Si la loi SRU du 13 décembre 2000 (6) a renforcé le poids des contraintes environnementales et étendu les obligations de consultation du public en ce qui concerne les principaux documents de planification urbaine, l'ampleur des changements à venir dans les pratiques des collectivités publiques et des aménageurs est considérable car le champ d'application de la procédure apparaît comme particulièrement large (I). De même, la procédure modifie profondément le contenu du rapport de présentation des documents concernés (II).

I. La largesse du champ d'application de la nouvelle procédure d'évaluation environnementale

Le champ d'application de la procédure d'évaluation se matérialise, avant tout, à travers les documents d'urbanisme devant faire l'objet de l'évaluation (A) ; certains se trouvent, cependant, dispensés de cette obligation (B).

A. Les documents devant faire l'objet d'une évaluation départementale

La nouvelle procédure d'évaluation environnementale issue de la Directive n'a pas nécessairement d'incidence sur les études environnementales déjà exigées par la loi SRU et n'entraîne donc pas, systématiquement, la réalisation d'études complémentaires pour l'établissement des documents d'urbanisme concernés.

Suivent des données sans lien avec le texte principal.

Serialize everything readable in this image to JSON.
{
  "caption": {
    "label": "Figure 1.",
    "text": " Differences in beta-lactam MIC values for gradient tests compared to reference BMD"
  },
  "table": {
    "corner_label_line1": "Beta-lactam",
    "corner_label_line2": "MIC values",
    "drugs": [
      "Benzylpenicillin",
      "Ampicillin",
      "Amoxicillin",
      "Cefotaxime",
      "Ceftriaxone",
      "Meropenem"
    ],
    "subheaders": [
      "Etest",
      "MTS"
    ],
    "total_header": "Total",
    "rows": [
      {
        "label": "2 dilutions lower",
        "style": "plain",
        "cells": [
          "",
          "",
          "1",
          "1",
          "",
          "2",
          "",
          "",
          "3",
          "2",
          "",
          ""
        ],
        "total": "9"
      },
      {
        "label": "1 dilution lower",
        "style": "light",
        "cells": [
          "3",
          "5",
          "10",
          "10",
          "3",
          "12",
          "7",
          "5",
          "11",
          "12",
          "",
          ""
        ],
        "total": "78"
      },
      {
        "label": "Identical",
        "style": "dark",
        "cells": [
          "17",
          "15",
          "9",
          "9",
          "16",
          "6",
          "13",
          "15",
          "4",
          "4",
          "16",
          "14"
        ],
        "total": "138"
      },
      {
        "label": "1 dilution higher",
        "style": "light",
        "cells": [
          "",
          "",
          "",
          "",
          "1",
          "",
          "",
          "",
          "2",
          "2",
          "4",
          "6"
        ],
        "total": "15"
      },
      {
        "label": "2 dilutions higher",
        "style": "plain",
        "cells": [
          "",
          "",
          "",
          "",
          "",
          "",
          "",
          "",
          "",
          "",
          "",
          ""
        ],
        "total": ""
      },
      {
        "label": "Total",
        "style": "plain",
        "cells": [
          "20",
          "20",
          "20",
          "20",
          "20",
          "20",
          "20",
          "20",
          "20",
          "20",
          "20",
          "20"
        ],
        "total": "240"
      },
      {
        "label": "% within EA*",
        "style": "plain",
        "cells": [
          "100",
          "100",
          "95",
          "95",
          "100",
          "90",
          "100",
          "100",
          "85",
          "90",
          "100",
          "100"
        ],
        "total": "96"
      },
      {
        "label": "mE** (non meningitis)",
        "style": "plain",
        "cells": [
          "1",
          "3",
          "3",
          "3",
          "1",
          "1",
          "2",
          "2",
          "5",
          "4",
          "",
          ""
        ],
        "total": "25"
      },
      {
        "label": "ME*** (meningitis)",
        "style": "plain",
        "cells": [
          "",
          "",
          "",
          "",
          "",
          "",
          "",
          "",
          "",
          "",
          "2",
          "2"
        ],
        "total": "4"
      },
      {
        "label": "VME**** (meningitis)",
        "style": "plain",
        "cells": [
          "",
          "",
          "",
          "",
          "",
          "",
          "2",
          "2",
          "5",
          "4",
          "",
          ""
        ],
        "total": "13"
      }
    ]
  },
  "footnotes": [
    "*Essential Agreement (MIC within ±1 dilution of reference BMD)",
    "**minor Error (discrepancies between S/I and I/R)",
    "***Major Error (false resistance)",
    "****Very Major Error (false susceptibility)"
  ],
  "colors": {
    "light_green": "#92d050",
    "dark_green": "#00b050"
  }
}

Le degré d'analyse est fonction de la complexité et de la sensibilité environnementale du territoire concerné et de l'importance des projets que le document permet. Cette analyse peut reprendre les études environnementales déjà réalisées à l'occasion de l'établissement d'autres documents (7), comme celles réalisées à l'occasion de projets plus ponctuels (8).

La procédure d'évaluation environnementale s'applique, en premier lieu, aux SCOT dont l'échelle territoriale est la plus adaptée pour analyser les choix et les orientations d'aménagement au regard des exigences environnementales. Il permet de mutualiser les études et de prendre en compte des phénomènes et des thèmes (tels que les milieux naturels, l'eau, les risques naturels ou technologiques, le traitement des déchets...), qui dépassent souvent le territoire communal.

Elle s'applique, en second lieu, à certains PLU susceptibles d'avoir une incidence notable sur l'environnement (9). Il s'agit, d'abord, des PLU qui permettent la réalisation de travaux, ouvrages ou aménagements qui doivent faire l'objet d'une évaluation de leurs incidences sur un site Natura 2000 (10). Sont concernés les projets situés soit à l'intérieur du site, soit à l'extérieur du site, mais susceptibles d'avoir des incidences sur celui-ci. Ensuite, sont concernés les PLU de territoires non couverts par un SCOT ayant fait l'objet d'une évaluation environnementale. Doivent faire l'objet d'une évaluation environnementale, les PLU dans les cas d'une commune d'une superficie supérieure ou égale à 5 000 hectares et comprenant une population supérieure ou égale à 10 000 habitants ; de la création, dans des secteurs agricoles ou naturels, de zones U ou AU d'une superficie totale supérieure à 200 hectares ou à 50 hectares pour les communes littorales.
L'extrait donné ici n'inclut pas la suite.